It's the time of year for TV shows to be whipping up their holiday offerings. Within those episodes, one can inevitably find any number of tried-and-true tropes, from re-tellings of classic Christmas tales to wacky dysfunctional families to unexpected snowfall (it's a Christmas miracle!). Here's a look at one such Christmas cliche.
The cliche: Snow
Oh, snow, you wonderful, wonderful cliche. During the Christmas episodes of various TV shows, snow usually shows up in one of two ways: The characters are completely snowed in wherever they don't want to be and awkwardness and hilarity ensue, or snow magically appears causing everyone to exclaim, "It's a Christmas miracle!" But whichever type of snow it is, you're probably not surprised by it at all when it shows up, because it's basically one of the most classic Christmas cliches of all time.
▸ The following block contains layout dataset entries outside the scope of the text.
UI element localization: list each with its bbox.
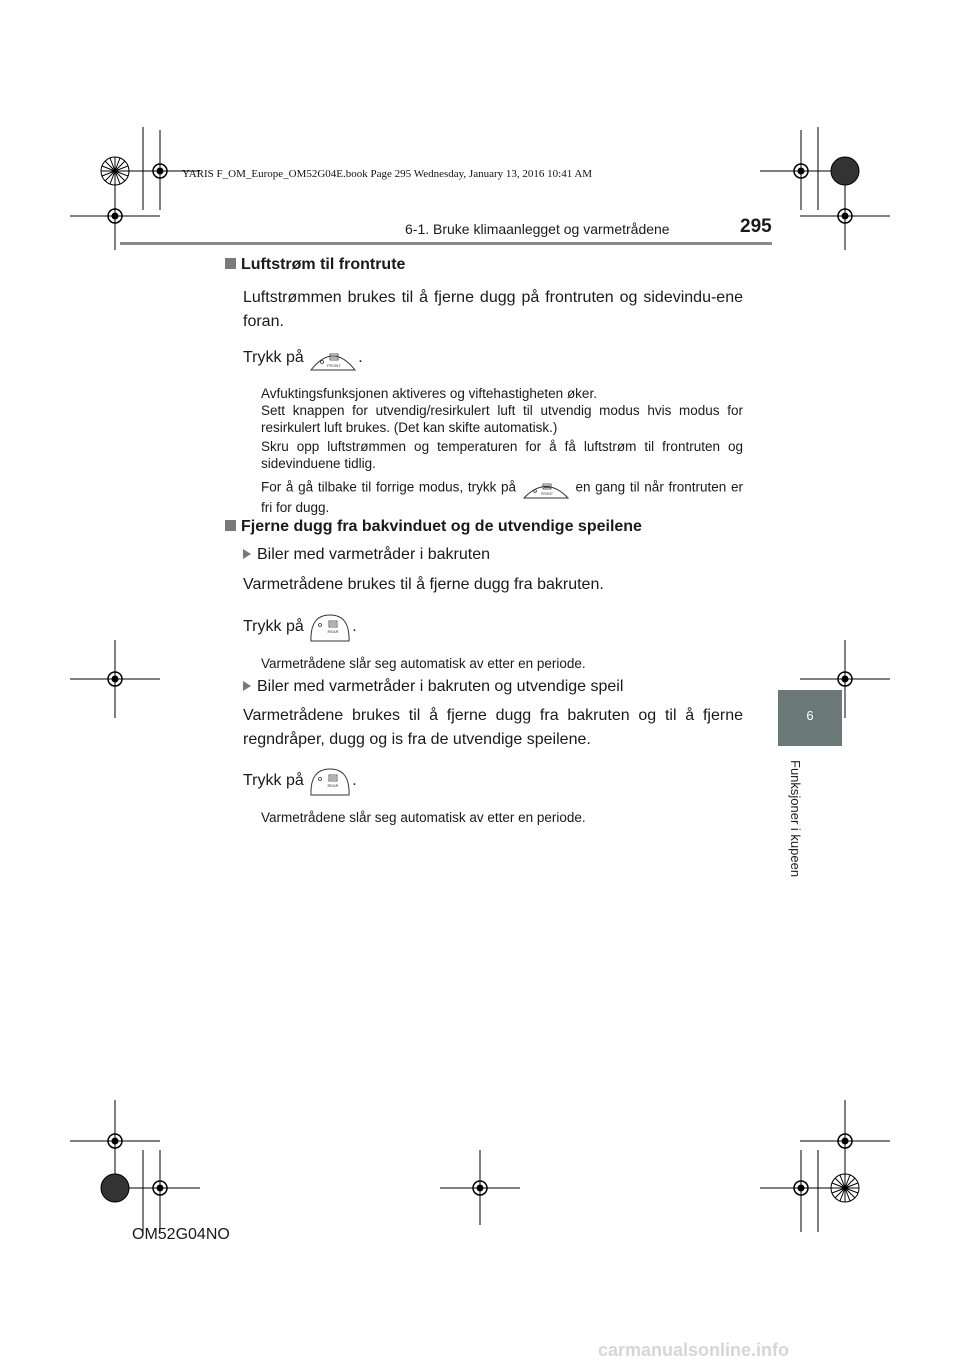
front-label: FRONT bbox=[540, 492, 553, 496]
chapter-label bbox=[785, 760, 807, 900]
defog-body-2: Varmetrådene brukes til å fjerne dugg fra bakruten og til å fjerne regndråper, dugg og is fra de utvendige speilene. bbox=[243, 707, 743, 748]
triangle-bullet-icon bbox=[243, 549, 251, 559]
press-suffix: . bbox=[358, 349, 363, 367]
page-number: 295 bbox=[740, 216, 772, 237]
defog-note-2: Varmetrådene slår seg automatisk av etter en periode. bbox=[261, 810, 586, 825]
triangle-bullet-icon bbox=[243, 681, 251, 691]
press-prefix: Trykk på bbox=[243, 349, 304, 367]
chapter-number: 6 bbox=[806, 708, 814, 723]
header-rule bbox=[120, 242, 772, 245]
airflow-note-2: Sett knappen for utvendig/resirkulert luft til utvendig modus hvis modus for resirkulert luft brukes. (Det kan skifte automatisk.) bbox=[261, 403, 743, 435]
heading-defog-text: Fjerne dugg fra bakvinduet og de utvendige speilene bbox=[241, 518, 642, 535]
heading-square-icon bbox=[225, 520, 236, 531]
airflow-note-1: Avfuktingsfunksjonen aktiveres og viftehastigheten øker. bbox=[261, 386, 597, 401]
defog-sub-1-text: Biler med varmetråder i bakruten bbox=[257, 546, 490, 563]
airflow-note-3: Skru opp luftstrømmen og temperaturen for å få luftstrøm til frontruten og sidevinduene tidlig. bbox=[261, 439, 743, 471]
press-prefix: Trykk på bbox=[243, 772, 304, 790]
defog-sub-1 bbox=[243, 546, 490, 564]
front-label: FRONT bbox=[327, 363, 342, 368]
press-prefix: Trykk på bbox=[243, 618, 304, 636]
front-defog-button-icon bbox=[521, 477, 571, 499]
airflow-body: Luftstrømmen brukes til å fjerne dugg på frontruten og sidevindu-ene foran. bbox=[243, 289, 743, 330]
heading-airflow bbox=[225, 256, 405, 274]
chapter-label-text: Funksjoner i kupeen bbox=[788, 760, 803, 878]
defog-body-1: Varmetrådene brukes til å fjerne dugg fra bakruten. bbox=[243, 576, 604, 593]
note4-prefix: For å gå tilbake til forrige modus, trykk på bbox=[261, 479, 517, 495]
defog-press-line-1 bbox=[243, 612, 357, 642]
note4-suffix: en gang til når frontruten er fri for dugg. bbox=[261, 479, 743, 515]
defog-note-1: Varmetrådene slår seg automatisk av etter en periode. bbox=[261, 656, 586, 671]
section-title: 6-1. Bruke klimaanlegget og varmetrådene bbox=[405, 221, 670, 237]
document-code: OM52G04NO bbox=[132, 1226, 230, 1243]
heading-airflow-text: Luftstrøm til frontrute bbox=[241, 256, 406, 273]
rear-label: REAR bbox=[327, 629, 339, 634]
heading-square-icon bbox=[225, 258, 236, 269]
rear-label: REAR bbox=[327, 783, 339, 788]
front-defog-button-icon bbox=[308, 344, 358, 372]
rear-defog-button-icon bbox=[308, 766, 352, 796]
defog-sub-2-text: Biler med varmetråder i bakruten og utvendige speil bbox=[257, 678, 624, 695]
airflow-note-4 bbox=[261, 477, 743, 516]
press-suffix: . bbox=[352, 772, 357, 790]
heading-defog bbox=[225, 518, 642, 536]
watermark: carmanualsonline.info bbox=[598, 1340, 790, 1360]
defog-sub-2 bbox=[243, 678, 623, 696]
defog-press-line-2 bbox=[243, 766, 357, 796]
airflow-press-line bbox=[243, 344, 363, 372]
press-suffix: . bbox=[352, 618, 357, 636]
book-info: YARIS F_OM_Europe_OM52G04E.book Page 295 Wednesday, January 13, 2016 10:41 AM bbox=[182, 168, 593, 180]
rear-defog-button-icon bbox=[308, 612, 352, 642]
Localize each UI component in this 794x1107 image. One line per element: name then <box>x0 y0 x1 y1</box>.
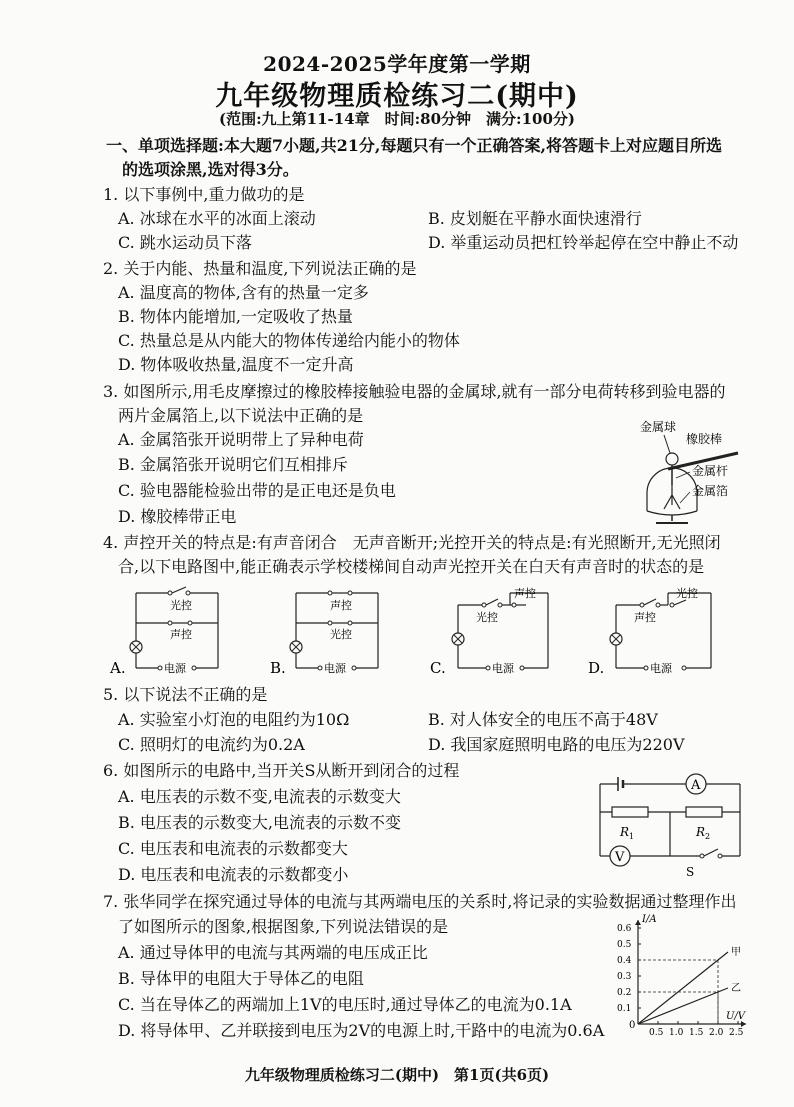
section-line-1: 一、单项选择题:本大题7小题,共21分,每题只有一个正确答案,将答题卡上对应题目所选 <box>106 136 723 155</box>
x-axis-label: U/V <box>726 1011 746 1022</box>
circuit-d <box>586 583 721 683</box>
y-tick-label: 0.2 <box>617 988 632 998</box>
circuit-a <box>108 583 228 683</box>
series-line-2 <box>638 988 728 1024</box>
q2-option-c: C. 热量总是从内能大的物体传递给内能小的物体 <box>118 331 460 350</box>
page-title: 九年级物理质检练习二(期中) <box>215 81 579 112</box>
q4-stem-1: 4. 声控开关的特点是:有声音闭合 无声音断开;光控开关的特点是:有光照断开,无光照闭 <box>103 533 721 552</box>
q6-option-a: A. 电压表的示数不变,电流表的示数变大 <box>118 787 401 806</box>
q6-circuit-figure <box>590 772 750 882</box>
q2-option-d: D. 物体吸收热量,温度不一定升高 <box>118 355 354 374</box>
circuit-b-letter: B. <box>270 659 286 677</box>
x-tick-label: 1.5 <box>689 1028 704 1038</box>
q5-option-a: A. 实验室小灯泡的电阻约为10Ω <box>118 710 350 729</box>
origin-label: 0 <box>629 1020 636 1031</box>
q3-stem-2: 两片金属箔上,以下说法中正确的是 <box>118 406 364 425</box>
chart-layer <box>617 914 747 1038</box>
circuit-d-right-switch: 光控 <box>676 587 698 600</box>
circuit-a-letter: A. <box>110 659 126 677</box>
school-year: 2024-2025学年度第一学期 <box>263 52 531 76</box>
q3-stem-1: 3. 如图所示,用毛皮摩擦过的橡胶棒接触验电器的金属球,就有一部分电荷转移到验电器的 <box>103 382 726 401</box>
q7-option-a: A. 通过导体甲的电流与其两端的电压成正比 <box>118 943 428 962</box>
series-line-1 <box>638 952 728 1024</box>
q7-option-b: B. 导体甲的电阻大于导体乙的电阻 <box>118 969 364 988</box>
y-axis-arrow <box>635 920 641 925</box>
q5-option-c: C. 照明灯的电流约为0.2A <box>118 735 305 754</box>
r2-subscript: 2 <box>705 832 711 841</box>
series-label-2: 乙 <box>731 983 741 994</box>
circuit-d-letter: D. <box>588 659 605 677</box>
series-label-1: 甲 <box>731 947 741 958</box>
q3-option-c: C. 验电器能检验出带的是正电还是负电 <box>118 481 396 500</box>
y-axis-label: I/A <box>642 914 657 925</box>
section-line-2: 的选项涂黑,选对得3分。 <box>122 160 299 179</box>
circuit-b-source: 电源 <box>324 662 346 675</box>
circuit-c-right-switch: 声控 <box>514 587 536 600</box>
q3-option-a: A. 金属箔张开说明带上了异种电荷 <box>118 430 364 449</box>
q5-option-d: D. 我国家庭照明电路的电压为220V <box>428 735 685 754</box>
circuit-c-source: 电源 <box>492 662 514 675</box>
q2-option-b: B. 物体内能增加,一定吸收了热量 <box>118 307 354 326</box>
y-tick-label: 0.3 <box>617 972 632 982</box>
y-tick-label: 0.5 <box>617 940 632 950</box>
ammeter-label: A <box>691 778 701 793</box>
electroscope-figure <box>620 415 770 530</box>
q1-option-b: B. 皮划艇在平静水面快速滑行 <box>428 209 642 228</box>
section-instruction <box>106 134 756 182</box>
circuit-b-mid-switch: 光控 <box>330 628 352 641</box>
circuit-b <box>268 583 388 683</box>
q3-option-b: B. 金属箔张开说明它们互相排斥 <box>118 455 348 474</box>
q3-option-d: D. 橡胶棒带正电 <box>118 507 237 526</box>
q1-option-a: A. 冰球在水平的冰面上滚动 <box>118 209 316 228</box>
q7-option-c: C. 当在导体乙的两端加上1V的电压时,通过导体乙的电流为0.1A <box>118 995 572 1014</box>
q4-stem-2: 合,以下电路图中,能正确表示学校楼梯间自动声光控开关在白天有声音时的状态的是 <box>118 557 705 576</box>
label-metal-pole: 金属杆 <box>692 464 729 478</box>
circuit-a-top-switch: 光控 <box>170 599 192 612</box>
q7-stem-1: 7. 张华同学在探究通过导体的电流与其两端电压的关系时,将记录的实验数据通过整理作出 <box>103 892 737 911</box>
q6-option-c: C. 电压表和电流表的示数都变大 <box>118 839 348 858</box>
x-tick-label: 2.5 <box>729 1028 744 1038</box>
x-tick-label: 2.0 <box>709 1028 724 1038</box>
circuit-d-source: 电源 <box>650 662 672 675</box>
label-metal-foil: 金属箔 <box>692 484 729 498</box>
y-tick-label: 0.1 <box>617 1004 632 1014</box>
circuit-d-left-switch: 声控 <box>634 611 656 624</box>
x-tick-label: 0.5 <box>649 1028 664 1038</box>
iv-graph <box>610 912 760 1040</box>
r1-subscript: 1 <box>629 832 635 841</box>
q5-option-b: B. 对人体安全的电压不高于48V <box>428 710 658 729</box>
circuit-c-letter: C. <box>430 659 446 677</box>
switch-label: S <box>686 865 695 879</box>
r1-label: R <box>620 825 630 839</box>
circuit-c <box>428 583 558 683</box>
q1-stem: 1. 以下事例中,重力做功的是 <box>103 185 305 204</box>
y-tick-label: 0.4 <box>617 956 632 966</box>
circuit-b-top-switch: 声控 <box>330 599 352 612</box>
q7-stem-2: 了如图所示的图象,根据图象,下列说法错误的是 <box>118 917 449 936</box>
q7-option-d: D. 将导体甲、乙并联接到电压为2V的电源上时,干路中的电流为0.6A <box>118 1021 605 1040</box>
q6-option-b: B. 电压表的示数变大,电流表的示数不变 <box>118 813 402 832</box>
q6-option-d: D. 电压表和电流表的示数都变小 <box>118 865 349 884</box>
circuit-a-source: 电源 <box>164 662 186 675</box>
q1-option-d: D. 举重运动员把杠铃举起停在空中静止不动 <box>428 233 739 252</box>
q2-option-a: A. 温度高的物体,含有的热量一定多 <box>118 283 369 302</box>
q1-option-c: C. 跳水运动员下落 <box>118 233 252 252</box>
voltmeter-label: V <box>615 850 625 865</box>
page-footer: 九年级物理质检练习二(期中) 第1页(共6页) <box>244 1066 550 1084</box>
label-metal-ball: 金属球 <box>640 420 677 434</box>
q5-stem: 5. 以下说法不正确的是 <box>103 685 268 704</box>
label-rubber-rod: 橡胶棒 <box>686 432 723 446</box>
q6-stem: 6. 如图所示的电路中,当开关S从断开到闭合的过程 <box>103 761 460 780</box>
y-tick-label: 0.6 <box>617 924 632 934</box>
r2-label: R <box>696 825 706 839</box>
circuit-a-mid-switch: 声控 <box>170 628 192 641</box>
q2-stem: 2. 关于内能、热量和温度,下列说法正确的是 <box>103 259 417 278</box>
circuit-c-left-switch: 光控 <box>476 611 498 624</box>
x-tick-label: 1.0 <box>669 1028 684 1038</box>
exam-info: (范围:九上第11-14章 时间:80分钟 满分:100分) <box>219 110 575 128</box>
Remember that time on "Buffy the Vampire Slayer" when Angel tried to kill himself by waiting for the sun but then all of the sudden it started snowing in Sunnydale -- yes, let's all remember the actual town has the word "sunny" in it -- and Angel was saved from the sun? Yeah, that happened.
Not only did "Full House's" "Our Very First Christmas Show" manage to sneak in the classic cliche, it also featured the stuck-in-the-airport trope. In the episode, the Tanners and Co. are stuck in an airport on Christmas, which makes Stephanie worry that Santa won't know where to deliver the gifts.
"Full House" did it again when Jesse arranged for a magical white Christmas for Becky.
"The Mary Tyler Moore Show's" "Not a Christmas Story" did an excellent job of illustrating the humor that comes from having a group of people who are angry with each other trapped in the same room. In the episode, the WJM staff is stuck at the station due to a blizzard and are forced to deal with their problems with each other.
Other offenders include:
"The Golden Girls," "Everybody Loves Raymond," "Doctor Who," "The Bob Newhart Show," "Newhart," "Charles in Charge," "Family Matters," "Happy Days," "Joanie Loves Chachi," "Martin" and "Night Court."
There's no denying that this trope shows up at least once a year, but all feelings of disdain for the cliche are completely forgotten when those first snowflakes drift from the sky. After all, snow is magical.